After discussing the uneven tone of the show and how the early evening timeslot was most probably inappropriate, I broached the subject of the Moonbase operatives uniforms. Based on the information I had been able to pull together, the wigs were meant to serve as protection from the ‘migrane-inducing electromagnetic fields’ produced by the equipment in the base’s control sphere, even though the men working there could do without. Taking that onboard, Bishop’s response, if my memory serves, was a look of complete bafflement followed by laughter.

2 Comments:

At 10:19 am, Blogger Stephen Gallagher said...

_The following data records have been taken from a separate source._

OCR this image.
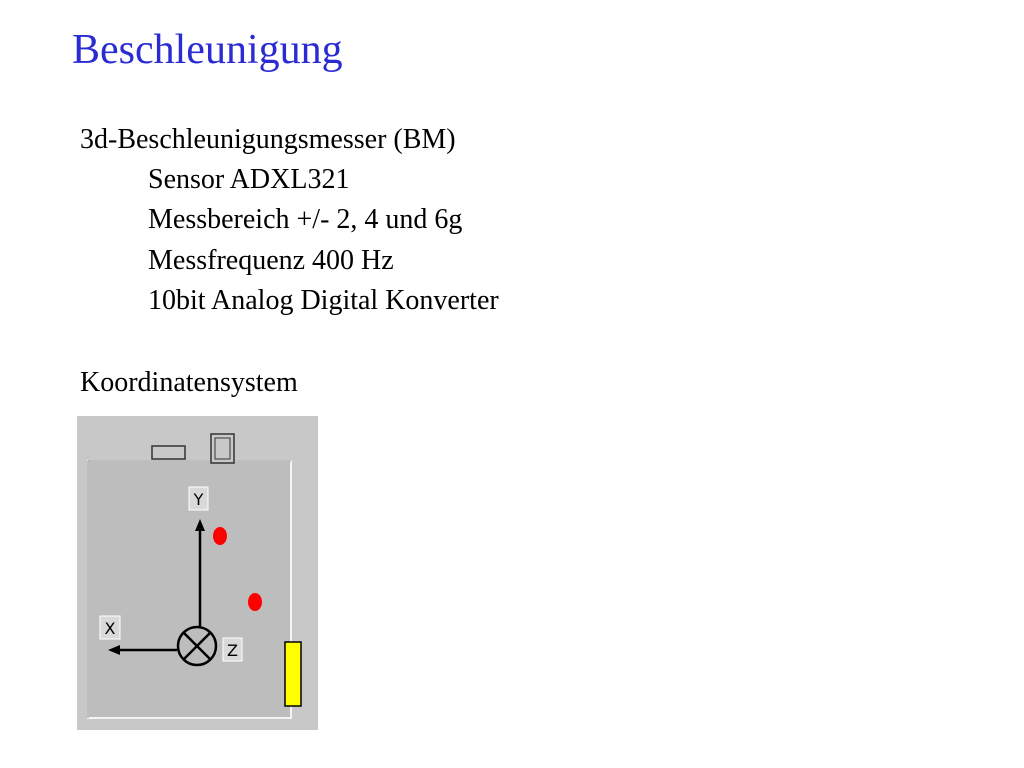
Beschleunigung
3d-Beschleunigungsmesser (BM)
Sensor ADXL321
Messbereich +/- 2, 4 und 6g
Messfrequenz 400 Hz
10bit Analog Digital Konverter
Koordinatensystem
Y
X
Z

If I recall correctly, the women's costumes were where Sylvia Anderson got to make her creative contribution. So while the sets and models were almost Kubrickian, the women were dressed like teens in the end-of-term show at a Blackburn School of Dance.

 
At 8:05 pm, Blogger Good Dog said...

Stephen,

I certainly didn’t mind the catsuits on first viewing – they were rather pleasant to look at from a youngster’s point of view – but the whole silver clothing in science fiction was a wrong ‘un, unless, of course, it’s worn by Michael Rennie in The Day The Earth Stood Still. As I recall the Skydiver crew uniforms were rather unusual as well.

It’s a shame that, after being so much more heavily involved in the earlier puppet shows, when it came to their first live action drama Sylvia Anderson was relegated to designing the fashions. A nice lady, though. Earlier in this decade, a friend had to deliver some material up to her HBO office in Pinewood and asked me if I’d like to come along. Times had got screwed up so only her assistant was there, but I finally met her a little while later.

Having previously been called to fill in for a couple of weeks, producing character colour models for his godawful animated series GFI - which was thankfully knocked on the head once the first episode was completed – I was introduced to Gerry Anderson and wasn’t impressed. He was a miserable old goat. (Then again it was around the time Thunderbirds was getting a new lease of life on the BBC and, because he had sold his share of rights some years back, he wasn’t seeing any return from the resurgence of the Supermarionation shows).

But whereas Gerry Anderson gives the impression that the success of those old ITC shows is down to his brilliance, as soon as you talk to Sylvia about the old days she’s immediately off crediting all the various crewmembers who gave it their all to get the work on film.